Bourne voters oppose regional wastewater plan involving Wareham, Marion
Bourne residents have voted to oppose the use of an existing sewage outfall pipe at Mass Maritime Academy to discharge treated wastewater from Wareham’s treatment plant into the Cape Cod Canal.
The Nov. 15 Town Meeting vote was non-binding. But the measure, which passed on a voice vote, demonstrates that planning for a regional sewage solution that would use the pipe is likely to face citizen opposition in Bourne.
Use of the outfall pipe is part of a scheme -- now in the relatively early planning stages -- to have Wareham's wastewater treatment plant handle waste from Wareham, Marion, Mass Maritime and parts of Plymouth and Bourne.
The Wareham facility currently discharges treated water into the Agawam River, which is sensitive enough that the amount of treated water that can be released there is limited.

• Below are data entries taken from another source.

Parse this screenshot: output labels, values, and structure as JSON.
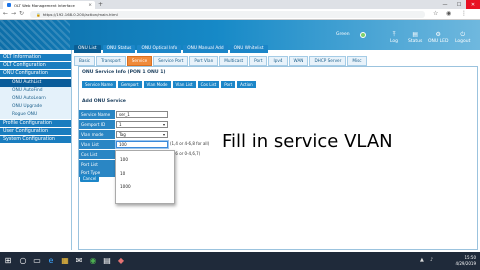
{
  "browser": {
    "tab_title": "OLT Web Management Interface",
    "address": "https://192.168.0.200/action/main.html",
    "back": "←",
    "forward": "→",
    "reload": "↻",
    "minimize": "—",
    "maximize": "☐",
    "close": "✕"
  },
  "header": {
    "user": "Green",
    "links": [
      {
        "icon": "⤒",
        "label": "Log"
      },
      {
        "icon": "▤",
        "label": "Status"
      },
      {
        "icon": "⚙",
        "label": "ONU LED"
      },
      {
        "icon": "⏻",
        "label": "Logout"
      }
    ]
  },
  "sidebar": {
    "items": [
      {
        "label": "OLT Information",
        "kind": "top"
      },
      {
        "label": "OLT Configuration",
        "kind": "top"
      },
      {
        "label": "ONU Configuration",
        "kind": "top"
      },
      {
        "label": "ONU AuthList",
        "kind": "sub-active"
      },
      {
        "label": "ONU AutoFind",
        "kind": "sub"
      },
      {
        "label": "ONU AutoLearn",
        "kind": "sub"
      },
      {
        "label": "ONU Upgrade",
        "kind": "sub"
      },
      {
        "label": "Rogue ONU",
        "kind": "sub"
      },
      {
        "label": "Profile Configuration",
        "kind": "top"
      },
      {
        "label": "User Configuration",
        "kind": "top"
      },
      {
        "label": "System Configuration",
        "kind": "top"
      }
    ]
  },
  "menutabs": [
    "ONU List",
    "ONU Status",
    "ONU Optical Info",
    "ONU Manual Add",
    "ONU Whitelist"
  ],
  "subtabs": [
    "Basic",
    "Transport",
    "Service",
    "Service Port",
    "Port Vlan",
    "Multicast",
    "Port",
    "Ipv4",
    "WAN",
    "DHCP Server",
    "Misc"
  ],
  "section_title": "ONU Service Info (PON 1 ONU 1)",
  "minitabs": [
    "Service Name",
    "Gemport",
    "Vlan Mode",
    "Vlan List",
    "Cos List",
    "Port",
    "Action"
  ],
  "add_title": "Add ONU Service",
  "form": {
    "service_name": {
      "label": "Service Name",
      "value": "ser_1"
    },
    "gemport_id": {
      "label": "Gemport ID",
      "value": "1"
    },
    "vlan_mode": {
      "label": "Vlan mode",
      "value": "Tag"
    },
    "vlan_list": {
      "label": "Vlan List",
      "value": "100",
      "hint": "(1,4 or 4-6,8 for all)"
    },
    "cos_list": {
      "label": "Cos List",
      "hint": "(0,6 or 0-4,6,7)"
    },
    "port_list": {
      "label": "Port List"
    },
    "port_type": {
      "label": "Port Type"
    }
  },
  "cancel_label": "Cancel",
  "dropdown_options": [
    "100",
    "10",
    "1000"
  ],
  "overlay_text": "Fill in service VLAN",
  "taskbar": {
    "start": "⊞",
    "icons": [
      "○",
      "▭",
      "e",
      "▦",
      "✉",
      "◉",
      "▤",
      "◆"
    ],
    "time": "15:50",
    "date": "4/29/2019"
  }
}
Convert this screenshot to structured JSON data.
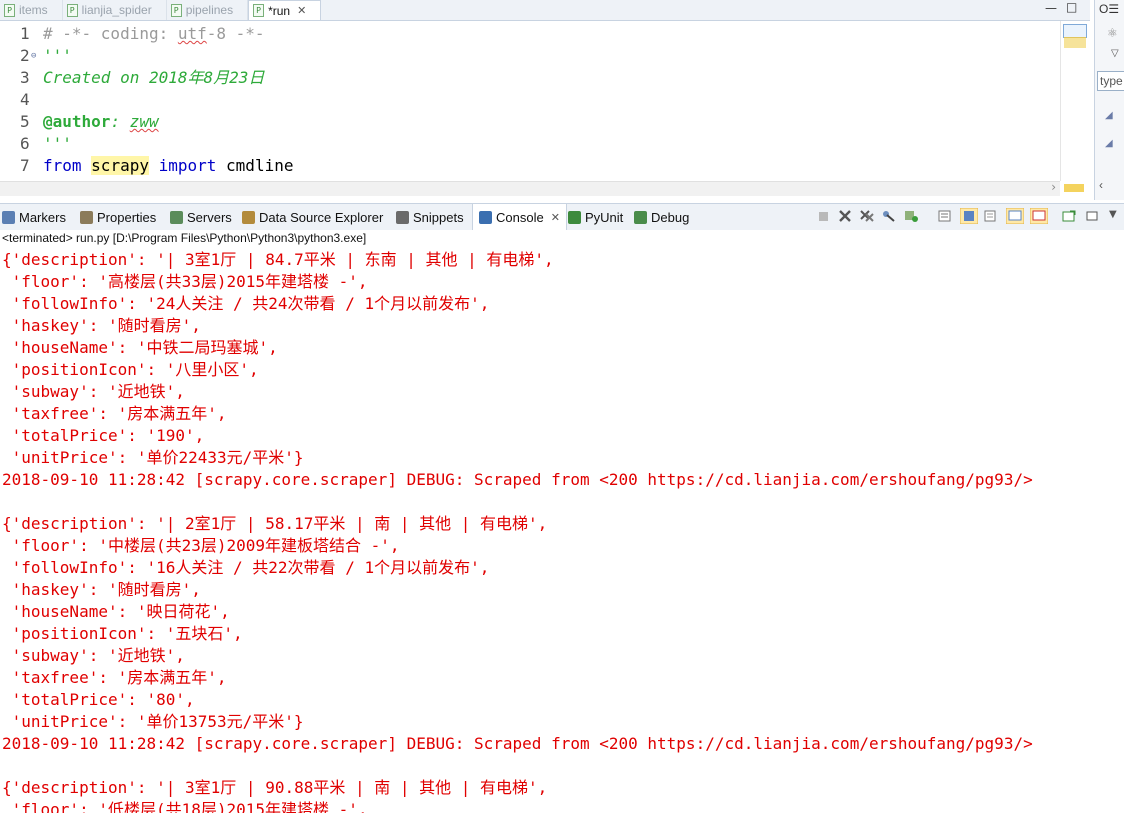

Those planning the regional project note that extending the outfall pipe to discharge into the much larger canal, where there are strong currents to disperse the treated water, would allow the Wareham plant to treat much more wastewater. The plan would also require expanding Wareham’s plant.
The regional plan is being led by the Buzzards Bay Coalition and others in the interest of cleaning up coastal waters by running more wastewater through Wareham's highly rated system.
The Bourne residents who brought the citizens’ petition article to Town Meeting contend that the plan would, instead, sully the canal, endangering its value as a recreational and tourist attraction.
Scientists from the Buzzards Bay Coalition, Mass Maritime and the Woods Hole Oceanographic Institute said at a Jan. 26 meeting of the Bourne Selectmen that the proposal would eliminate 90,000 pounds of nitrogen each year from Buzzards Bay. Nitrogen is one of the primary contaminants from wastewater, which has devastating effects on water quality and the flora and fauna in the ocean. The project would utilize Wareham’s sewer facility, which Korrin Petersen of the Buzzards Bay Coalition said out-treats every other sewer system in the region, removing 95 percent of the nitrogen from water before it is released. Scientists estimate that if this plan goes ahead, about 3.5 million gallons of treated water would be released at the outfall pipe per day.
The greatest reduction in nitrogen would come from expanding sewerage to homes in Bourne, Plymouth, and perhaps, Marion. Standard septic systems do not treat for nitrogen. The project would also involve connecting 1,200 Bourne homes that currently use septic systems to the sewer.
Even if 10 million gallons of treated water were released into the canal each day, the increase in the nitrogen levels in the water would be “tiny,” a WHOI scientist said in January.
“The article is not based on science, is not brought forward by wastewater experts or coastal ecologists, and offers no constructive alternatives to the significant pollution challenges facing the town,” wrote the Buzzards Bay Coalition.
The outfall pipe plan stems from a 2015 agreement between Bourne, Wareham, Plymouth, and Mass Maritime Academy to work together to solve wastewater problems. Marion joined the group in 2018.
Editor’s note: This story has been updated to correct the date of the Bourne Selectmen’s meeting.